Colorectal cancer (CRC) is a commonly diagnosed type of cancer globally. The molecular mechanism by which peiminine suppressed the progression of CRC is not fully addressed. The viability was assessed through cell counting kit 8 assay. Colony formation assay was used to analyze the colony formation ability. The metastasis was evaluated by transwell migration and invasion assays.
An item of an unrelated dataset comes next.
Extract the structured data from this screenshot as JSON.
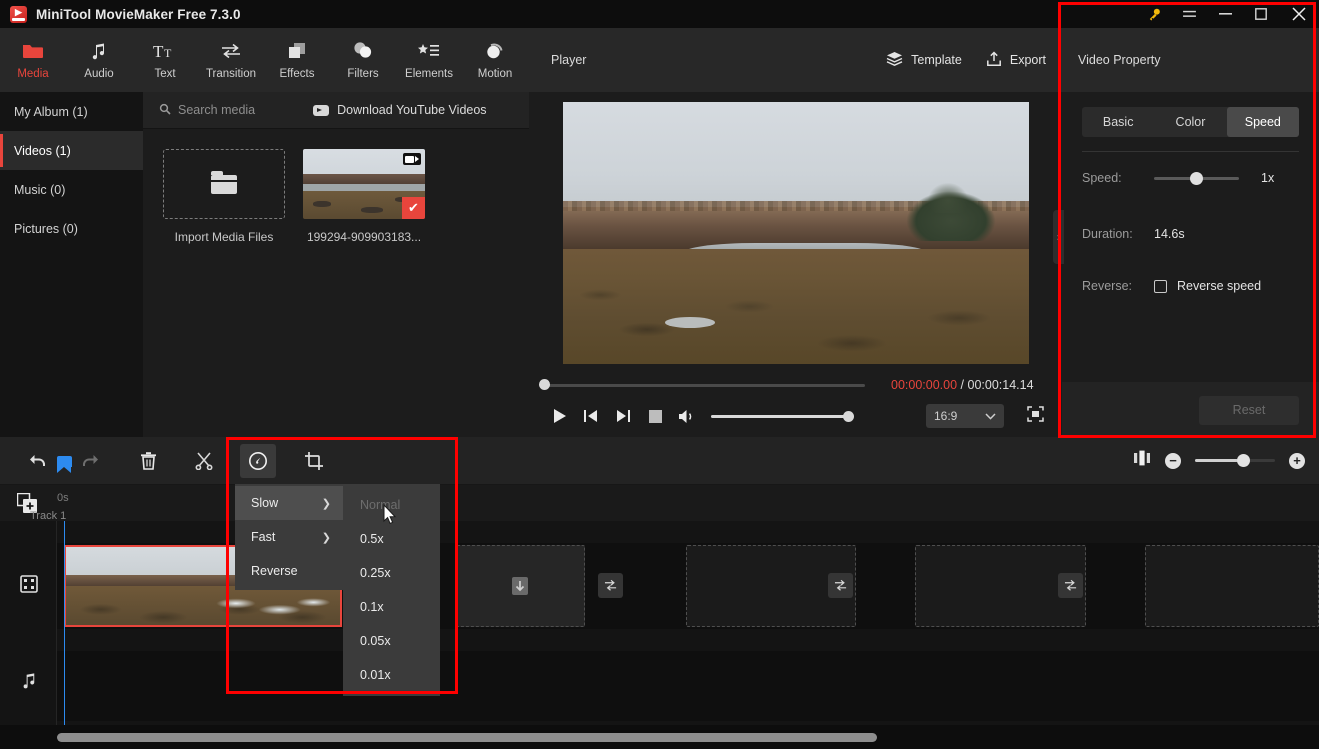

Quantitative real-time PCR was performed to measure the expression of LINC00659 and miR-760 in CRC cells. The binding
sites between miR-760 and LINC00659 were predicted by Starbase software and verified by dual-luciferase reporter assay, RNA immunoprecipitation assay and RNA-pull down assay. The in-vivo function of peiminine in CRC progression was confirmed by murine xenograft model. Peiminine inhibited the viability, colony formation and metastasis of CRC cells. Peiminine notably down-regulated the expression of LINC00659, while the expression of miR-760 was up-regulated by peiminine treatment. MiR-760 was a direct target of LINC00659 in CRC cells. The depletion of miR-760 attenuated the inhibitory effects of LINC00659 intervention on the viability, colony formation and metastasis of CRC cells. Peiminine restrained the progression of CRC through LINC00659 and miR-760. LINC00659 inhibited the growth of CRC tumors through LINC00659/miR-760 axis in vivo. Peiminine suppressed the development of CRC through inhibiting the viability, colony formation and metastasis of CRC cells via LINC00659/miR-760 axis. LINC00659/miR-760 axis might be an underlying target for CRC therapy.